Heftige Kämpfe und Exekutionen in Syriens Hauptstadt

Rauchwolken über der syrischen Hauptstadt Damaskus (picture alliance / dpa)
Rauchwolken über der syrischen Hauptstadt Damaskus (picture alliance / dpa)

Die syrische Regierung schließt den Einsatz von Chemiewaffen bei einem ausländischen Angriff nicht mehr aus. Das Regime fühlt sich offenbar bedrängt - nach 17 Monaten Gefechten in Syrien scheint die Macht von Präsident Baschar al-Assad in der Hauptstadt Damaskus zu kippen.

Die Regierung um Machthaber Baschar al-Assad hat zum ersten Mal damit gedroht, im Falle eines ausländischen Angriffs auch Chemiewaffen einzusetzen - niemals "gegen unsere eigenen Bürger", "nur im Fall einer ausländischen Aggression", sagte ein Sprecher des syrischen Außenministeriums. Zugleich lehnte er den Vorschlag der Arabischen Liga für einen Rückzug Assads im Gegenzug für freies Geleit ins Ausland ab.

Die Europäische Union hat die syrische Drohung mit einem Einsatz von Chemiewaffen verurteilt. Man sei ernsthaft besorgt über die mögliche Verwendung chemischer Waffen in Syrien, erklärten die EU-Außenminister bei ihrem Treffen in Brüssel.

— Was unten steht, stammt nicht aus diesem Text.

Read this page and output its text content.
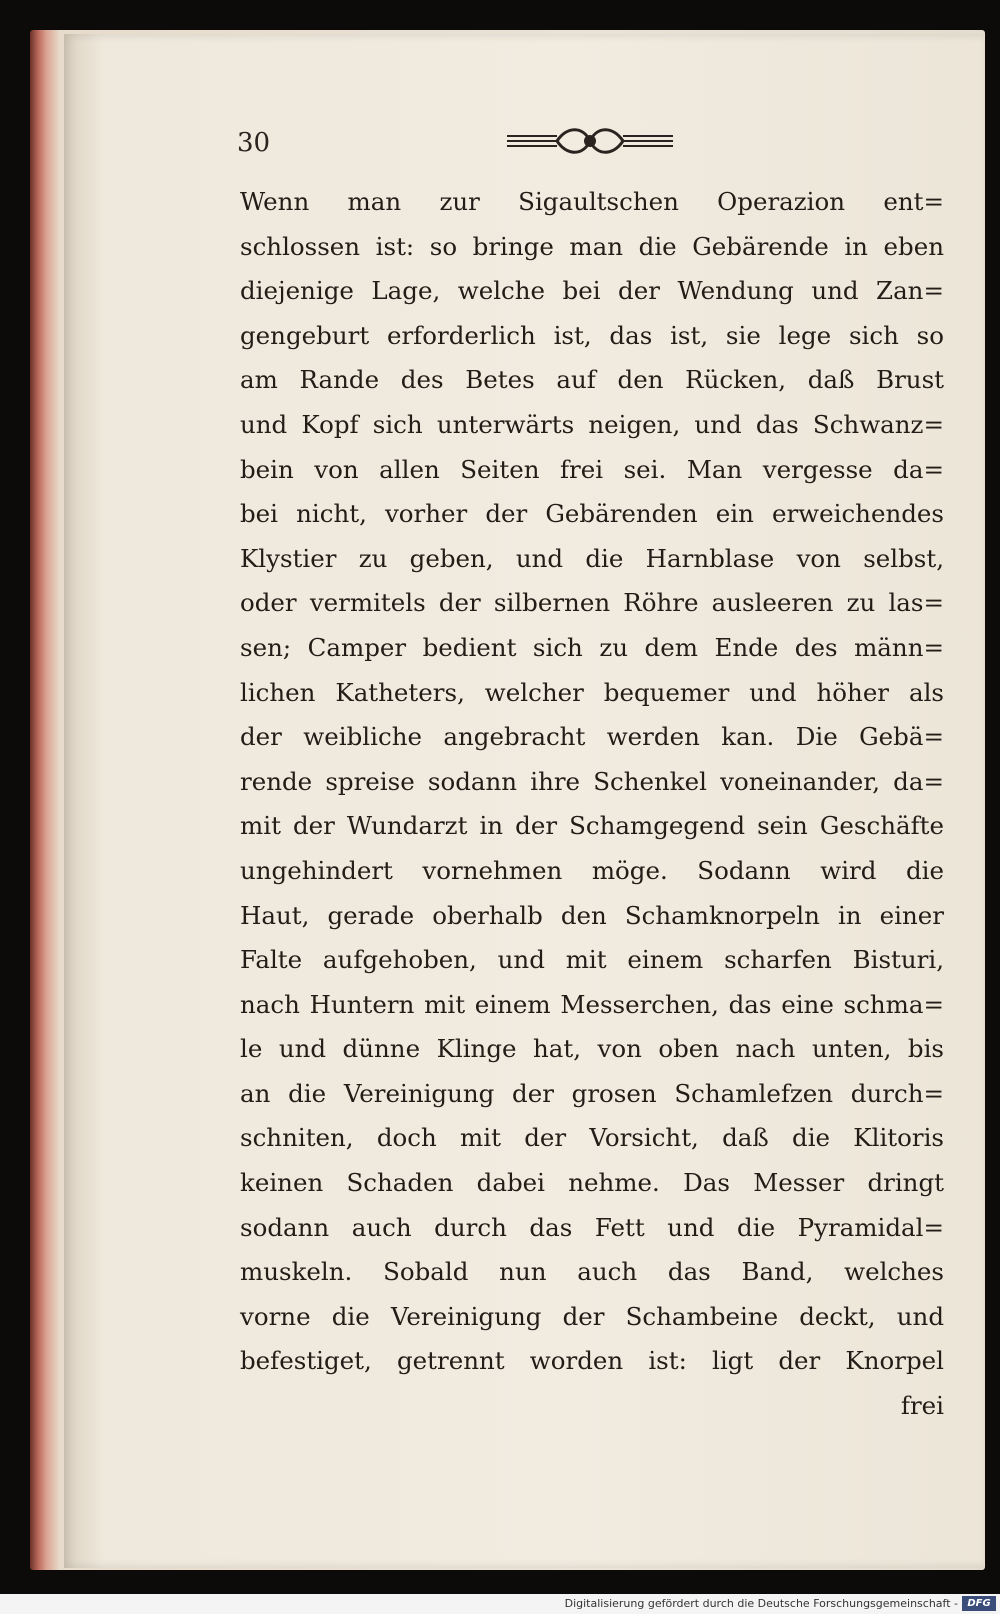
30
Wenn man zur Sigaultschen Operazion ent=
schlossen ist: so bringe man die Gebärende in eben
diejenige Lage, welche bei der Wendung und Zan=
gengeburt erforderlich ist, das ist, sie lege sich so
am Rande des Betes auf den Rücken, daß Brust
und Kopf sich unterwärts neigen, und das Schwanz=
bein von allen Seiten frei sei. Man vergesse da=
bei nicht, vorher der Gebärenden ein erweichendes
Klystier zu geben, und die Harnblase von selbst,
oder vermitels der silbernen Röhre ausleeren zu las=
sen; Camper bedient sich zu dem Ende des männ=
lichen Katheters, welcher bequemer und höher als
der weibliche angebracht werden kan. Die Gebä=
rende spreise sodann ihre Schenkel voneinander, da=
mit der Wundarzt in der Schamgegend sein Geschäfte
ungehindert vornehmen möge. Sodann wird die
Haut, gerade oberhalb den Schamknorpeln in einer
Falte aufgehoben, und mit einem scharfen Bisturi,
nach Huntern mit einem Messerchen, das eine schma=
le und dünne Klinge hat, von oben nach unten, bis
an die Vereinigung der grosen Schamlefzen durch=
schniten, doch mit der Vorsicht, daß die Klitoris
keinen Schaden dabei nehme. Das Messer dringt
sodann auch durch das Fett und die Pyramidal=
muskeln. Sobald nun auch das Band, welches
vorne die Vereinigung der Schambeine deckt, und
befestiget, getrennt worden ist: ligt der Knorpel
frei
Digitalisierung gefördert durch die Deutsche Forschungsgemeinschaft - DFG
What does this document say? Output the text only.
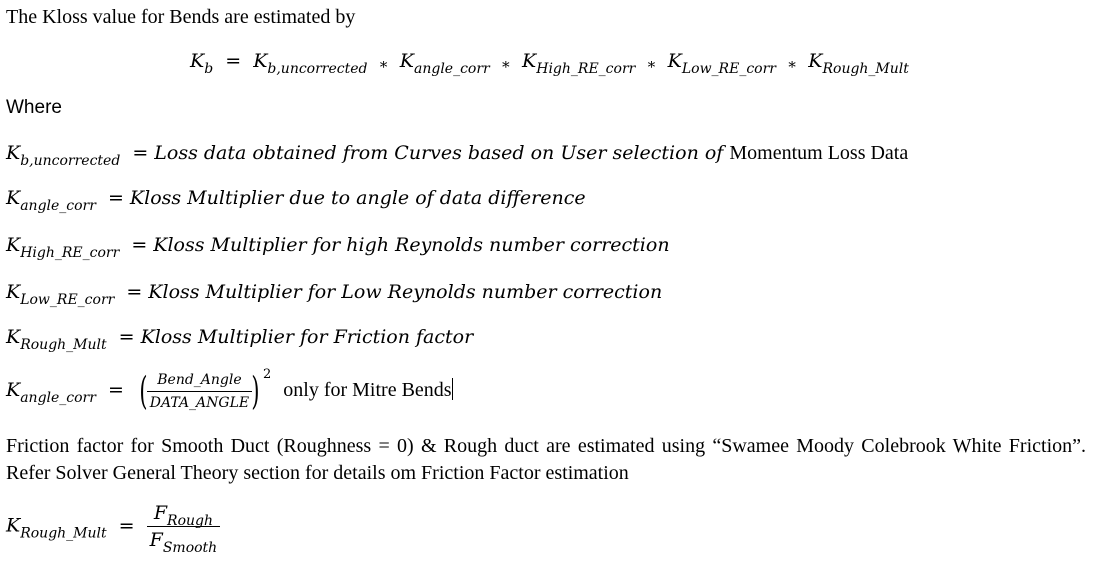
The Kloss value for Bends are estimated by
$K_b = K_{b,uncorrected}$ ∗ $K_{angle\_corr}$ ∗ $K_{High\_RE\_corr}$ ∗ $K_{Low\_RE\_corr}$ ∗ $K_{Rough\_Mult}$
Where
$K_{b,uncorrected}$ = Loss data obtained from Curves based on User selection of Momentum Loss Data
$K_{angle\_corr}$ = Kloss Multiplier due to angle of data difference
$K_{High\_RE\_corr}$ = Kloss Multiplier for high Reynolds number correction
$K_{Low\_RE\_corr}$ = Kloss Multiplier for Low Reynolds number correction
$K_{Rough\_Mult}$ = Kloss Multiplier for Friction factor
$K_{angle\_corr}$ = ( $\frac{\text{Bend\_Angle}}{\text{DATA\_ANGLE}}$ ) $^2$ only for Mitre Bends
Friction factor for Smooth Duct (Roughness = 0) & Rough duct are estimated using “Swamee Moody Colebrook White Friction”. Refer Solver General Theory section for details om Friction Factor estimation
$K_{Rough\_Mult} = \frac{F_{Rough}}{F_{Smooth}}$
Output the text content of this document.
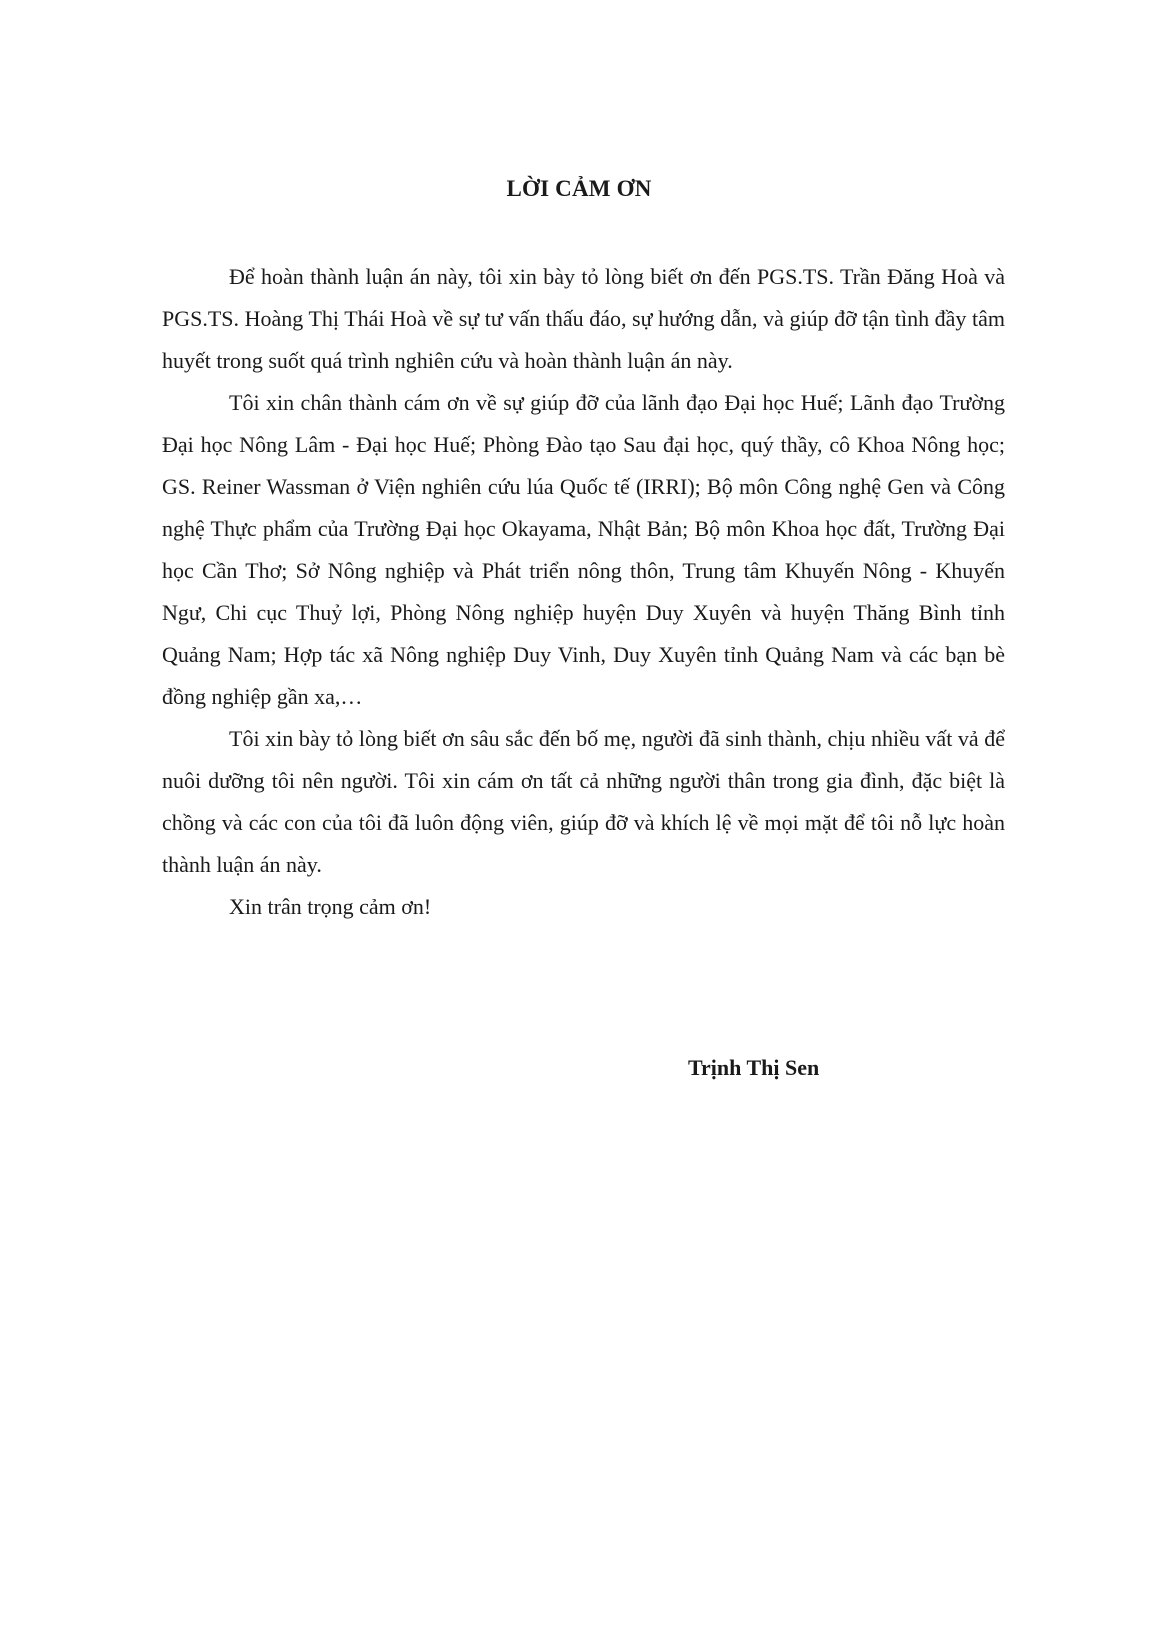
LỜI CẢM ƠN

Để hoàn thành luận án này, tôi xin bày tỏ lòng biết ơn đến PGS.TS. Trần Đăng Hoà và PGS.TS. Hoàng Thị Thái Hoà về sự tư vấn thấu đáo, sự hướng dẫn, và giúp đỡ tận tình đầy tâm huyết trong suốt quá trình nghiên cứu và hoàn thành luận án này.

Tôi xin chân thành cám ơn về sự giúp đỡ của lãnh đạo Đại học Huế; Lãnh đạo Trường Đại học Nông Lâm - Đại học Huế; Phòng Đào tạo Sau đại học, quý thầy, cô Khoa Nông học; GS. Reiner Wassman ở Viện nghiên cứu lúa Quốc tế (IRRI); Bộ môn Công nghệ Gen và Công nghệ Thực phẩm của Trường Đại học Okayama, Nhật Bản; Bộ môn Khoa học đất, Trường Đại học Cần Thơ; Sở Nông nghiệp và Phát triển nông thôn, Trung tâm Khuyến Nông - Khuyến Ngư, Chi cục Thuỷ lợi, Phòng Nông nghiệp huyện Duy Xuyên và huyện Thăng Bình tỉnh Quảng Nam; Hợp tác xã Nông nghiệp Duy Vinh, Duy Xuyên tỉnh Quảng Nam và các bạn bè đồng nghiệp gần xa,…

Tôi xin bày tỏ lòng biết ơn sâu sắc đến bố mẹ, người đã sinh thành, chịu nhiều vất vả để nuôi dưỡng tôi nên người. Tôi xin cám ơn tất cả những người thân trong gia đình, đặc biệt là chồng và các con của tôi đã luôn động viên, giúp đỡ và khích lệ về mọi mặt để tôi nỗ lực hoàn thành luận án này.

Xin trân trọng cảm ơn!

Trịnh Thị Sen
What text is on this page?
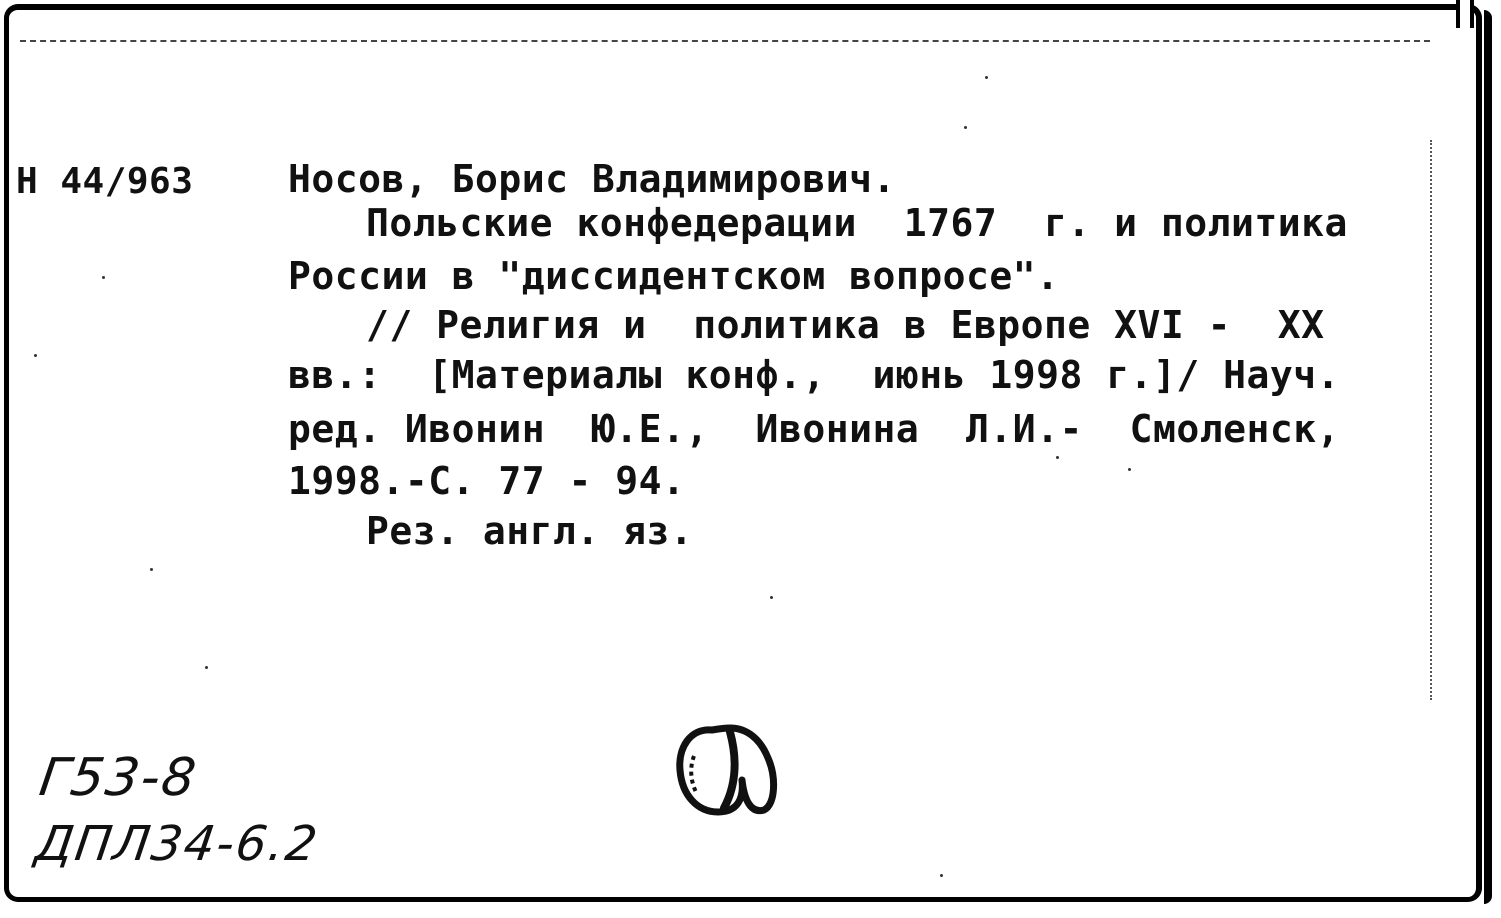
Н 44/963 Носов, Борис Владимирович.
Польские конфедерации  1767  г. и политика
России в "диссидентском вопросе".
// Религия и  политика в Европе XVI -  XX
вв.:  [Материалы конф.,  июнь 1998 г.]/ Науч.
ред. Ивонин  Ю.Е.,  Ивонина  Л.И.-  Смоленск,
1998.-С. 77 - 94.
Рез. англ. яз.
Г53-8
ДПЛ34-6.2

Kämpfe um Kontrolle über die Hauptstadt

In Damaskus und der Wirtschaftsmetropole Aleppo liefern sich Rebellen und Regierungstruppen heftige Gefechte. Aufständische eroberten laut Nachrichtenagenturberichten - verifizieren lassen sich die Angaben nicht - mehrere Stadtviertel in Damaskus. Die Armee startete daraufhin eine Gegenoffensive und bombardierte Häuser aus der Luft. Die Behörden erklärten, Eliteeinheiten hätten das Viertel Kabun "gesäubert"; zahlreiche "Terroristen" seien getötet worden. Oppositionelle sprachen von Exekutionen von mindestens 20 unbewaffneten Männern.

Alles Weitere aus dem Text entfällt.